Accord du 25 juin 2025 relatif à l'égalité professionnelle entre les femmes et les hommes

En vigueur depuis le 01/09/2025En vigueur depuis le 01 septembre 2025

Article 11

En vigueur étendu

Lutte contre les violences sexuelles, les agissements sexistes et le harcèlement sexuel en entreprise

Il est rappelé que les actes de violence, les actes constitutifs de harcèlement sexuel et d'agissements sexistes sont condamnables dans les entreprises.

Aucun salarié ne doit subir des faits de harcèlement sexuel (code du travail, art. L. 1153-1). L'employeur prend toutes les dispositions nécessaires en vue de prévenir les faits de harcèlement sexuel, d'y mettre un terme et de les sanctionner (code du travail, art. L. 1153-5).

Les textes du code pénal qui concernent le harcèlement sexuel et le harcèlement moral doivent également être affichés sur les lieux de travail.

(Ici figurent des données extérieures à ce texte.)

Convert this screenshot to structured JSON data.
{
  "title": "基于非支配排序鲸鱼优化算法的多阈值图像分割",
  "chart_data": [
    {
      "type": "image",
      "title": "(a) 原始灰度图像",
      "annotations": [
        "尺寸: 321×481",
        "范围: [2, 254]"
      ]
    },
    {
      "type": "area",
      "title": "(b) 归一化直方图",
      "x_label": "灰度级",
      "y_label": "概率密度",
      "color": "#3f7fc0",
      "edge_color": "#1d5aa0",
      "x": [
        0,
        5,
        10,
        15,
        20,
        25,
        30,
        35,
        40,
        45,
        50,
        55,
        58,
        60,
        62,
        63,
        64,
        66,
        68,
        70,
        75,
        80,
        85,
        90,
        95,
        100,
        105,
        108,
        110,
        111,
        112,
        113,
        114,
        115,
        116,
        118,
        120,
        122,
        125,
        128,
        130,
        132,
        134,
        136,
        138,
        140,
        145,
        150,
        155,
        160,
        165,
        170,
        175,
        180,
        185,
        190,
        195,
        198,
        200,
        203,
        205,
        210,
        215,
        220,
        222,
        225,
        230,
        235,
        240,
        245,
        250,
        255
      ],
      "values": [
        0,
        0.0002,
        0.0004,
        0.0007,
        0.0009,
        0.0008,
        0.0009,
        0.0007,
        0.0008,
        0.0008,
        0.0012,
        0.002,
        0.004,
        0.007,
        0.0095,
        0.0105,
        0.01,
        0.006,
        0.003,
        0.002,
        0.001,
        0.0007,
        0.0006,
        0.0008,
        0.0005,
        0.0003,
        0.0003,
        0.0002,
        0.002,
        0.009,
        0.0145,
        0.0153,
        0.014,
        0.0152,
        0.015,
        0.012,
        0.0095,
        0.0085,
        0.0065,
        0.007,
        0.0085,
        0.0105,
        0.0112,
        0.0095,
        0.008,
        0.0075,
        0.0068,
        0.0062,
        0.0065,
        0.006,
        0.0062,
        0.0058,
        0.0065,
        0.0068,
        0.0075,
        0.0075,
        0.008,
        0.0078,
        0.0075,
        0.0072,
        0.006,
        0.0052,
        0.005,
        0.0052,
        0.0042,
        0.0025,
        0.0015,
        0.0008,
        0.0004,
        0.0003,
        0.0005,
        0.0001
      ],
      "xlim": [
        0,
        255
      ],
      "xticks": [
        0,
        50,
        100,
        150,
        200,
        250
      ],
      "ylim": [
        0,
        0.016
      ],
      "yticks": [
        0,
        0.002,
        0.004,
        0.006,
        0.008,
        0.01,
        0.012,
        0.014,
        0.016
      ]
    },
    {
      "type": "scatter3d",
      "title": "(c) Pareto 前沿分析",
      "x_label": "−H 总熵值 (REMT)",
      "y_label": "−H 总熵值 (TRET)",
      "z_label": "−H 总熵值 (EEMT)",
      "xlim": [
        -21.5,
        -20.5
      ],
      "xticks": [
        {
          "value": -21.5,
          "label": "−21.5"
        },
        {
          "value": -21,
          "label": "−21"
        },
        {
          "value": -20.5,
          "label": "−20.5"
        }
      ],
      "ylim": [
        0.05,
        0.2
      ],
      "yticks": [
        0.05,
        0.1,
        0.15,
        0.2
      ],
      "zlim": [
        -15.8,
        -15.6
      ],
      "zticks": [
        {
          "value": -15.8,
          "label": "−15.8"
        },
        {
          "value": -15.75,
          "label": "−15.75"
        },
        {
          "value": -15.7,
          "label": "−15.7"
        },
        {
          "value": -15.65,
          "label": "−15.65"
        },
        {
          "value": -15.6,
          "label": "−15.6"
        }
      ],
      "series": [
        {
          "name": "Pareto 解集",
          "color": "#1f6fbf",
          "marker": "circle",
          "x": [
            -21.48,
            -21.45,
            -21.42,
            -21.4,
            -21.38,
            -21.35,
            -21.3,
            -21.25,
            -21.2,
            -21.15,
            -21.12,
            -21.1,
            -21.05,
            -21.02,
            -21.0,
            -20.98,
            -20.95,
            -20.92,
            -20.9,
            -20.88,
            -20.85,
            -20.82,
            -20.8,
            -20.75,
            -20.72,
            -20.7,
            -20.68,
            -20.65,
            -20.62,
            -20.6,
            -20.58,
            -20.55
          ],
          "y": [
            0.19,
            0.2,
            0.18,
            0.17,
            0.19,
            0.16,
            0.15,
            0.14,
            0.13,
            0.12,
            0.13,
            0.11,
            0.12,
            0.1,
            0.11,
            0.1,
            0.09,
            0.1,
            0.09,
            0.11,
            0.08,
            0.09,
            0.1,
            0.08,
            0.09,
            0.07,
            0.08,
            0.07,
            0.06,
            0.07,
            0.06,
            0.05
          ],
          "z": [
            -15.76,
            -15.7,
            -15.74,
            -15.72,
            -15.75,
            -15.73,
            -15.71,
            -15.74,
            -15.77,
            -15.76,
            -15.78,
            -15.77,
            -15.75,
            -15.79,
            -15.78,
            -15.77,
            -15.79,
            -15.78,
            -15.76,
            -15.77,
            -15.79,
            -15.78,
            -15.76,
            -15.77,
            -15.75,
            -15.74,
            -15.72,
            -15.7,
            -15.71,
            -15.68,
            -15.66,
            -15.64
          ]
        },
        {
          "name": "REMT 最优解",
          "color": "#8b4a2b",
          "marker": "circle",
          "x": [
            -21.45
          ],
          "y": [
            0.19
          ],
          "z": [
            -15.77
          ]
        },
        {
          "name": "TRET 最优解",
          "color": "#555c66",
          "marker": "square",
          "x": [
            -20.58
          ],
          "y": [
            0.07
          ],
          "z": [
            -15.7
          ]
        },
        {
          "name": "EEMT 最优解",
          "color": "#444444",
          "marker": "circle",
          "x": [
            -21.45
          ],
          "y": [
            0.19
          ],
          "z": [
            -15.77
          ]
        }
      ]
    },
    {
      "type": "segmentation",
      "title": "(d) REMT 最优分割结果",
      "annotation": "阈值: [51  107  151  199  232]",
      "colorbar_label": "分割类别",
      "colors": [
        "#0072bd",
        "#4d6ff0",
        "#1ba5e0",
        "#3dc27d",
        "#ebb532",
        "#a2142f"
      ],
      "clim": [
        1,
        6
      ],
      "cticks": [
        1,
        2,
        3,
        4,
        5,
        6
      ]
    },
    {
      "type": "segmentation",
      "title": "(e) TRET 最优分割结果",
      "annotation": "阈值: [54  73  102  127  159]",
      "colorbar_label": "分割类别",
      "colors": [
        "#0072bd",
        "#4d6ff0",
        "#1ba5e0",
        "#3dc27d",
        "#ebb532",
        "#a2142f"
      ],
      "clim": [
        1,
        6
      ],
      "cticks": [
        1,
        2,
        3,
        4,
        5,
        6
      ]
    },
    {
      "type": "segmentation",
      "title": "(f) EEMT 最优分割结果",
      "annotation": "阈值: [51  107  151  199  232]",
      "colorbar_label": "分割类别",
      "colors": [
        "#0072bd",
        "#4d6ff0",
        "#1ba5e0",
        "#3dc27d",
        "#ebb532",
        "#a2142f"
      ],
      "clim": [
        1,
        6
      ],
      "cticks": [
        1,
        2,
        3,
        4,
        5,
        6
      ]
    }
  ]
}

Dans les entreprises d'au moins 50 salariés, le règlement intérieur rappelle les dispositions du code du travail relatif au harcèlement sexuel, au harcèlement moral et aux agissements sexistes (code du travail, art. L. 1321-2).

Conformément à l'article 3 de l'accord national interprofessionnel (ANI) du 26 mars 2010 sur le harcèlement et la violence au travail, intitulé Engagements des employeurs et des salariés, « les entreprises doivent clairement affirmer que le harcèlement et la violence au travail ne sont pas admis.

Cette position, qui peut être déclinée sous la forme d'une « charte de référence », précise les procédures à suivre si un cas survient ».

ANI du 26 mars 2010 relatif au harcèlement et à la violence au travail : https :// www. legifrance. gouv. fr/ conv _ coll/ id/ KALIARTI000022839861/ ? idConteneur = KALICONT000047253673
Afin de lutter contre les violences sexuelles, les agissements sexistes, le harcèlement, d'y mettre un terme et de les sanctionner, l'employeur doit mettre en place des actions d'information, de prévention et de sensibilisation de l'ensemble des acteurs (salariés, personnel d'encadrement …).

Ainsi, dans le cadre de sa démarche d'évaluation et de prévention des risques, l'employeur peut notamment :
– prendre toutes mesures de diffusion, présentation, sensibilisation visant à l'information effective des salariés sur la législation en vigueur sur le harcèlement. Il montre ainsi « que le harcèlement sexuel ou moral n'est pas admis » dans l'entreprise ;
– mettre en œuvre des actions de formation visant à améliorer la connaissance, la prévention et l'identification des problèmes de harcèlement ;
– prendre des mesures appropriées visant à faciliter le repérage des faits de harcèlement » (circulaire DGT n° 2012-14 du 12 novembre 2012 : https :// travail-emploi. gouv. fr/ sites/ travail-emploi/ files/2024-02/ Circulaire-DGT-2012-14-12novembre2012. pdf).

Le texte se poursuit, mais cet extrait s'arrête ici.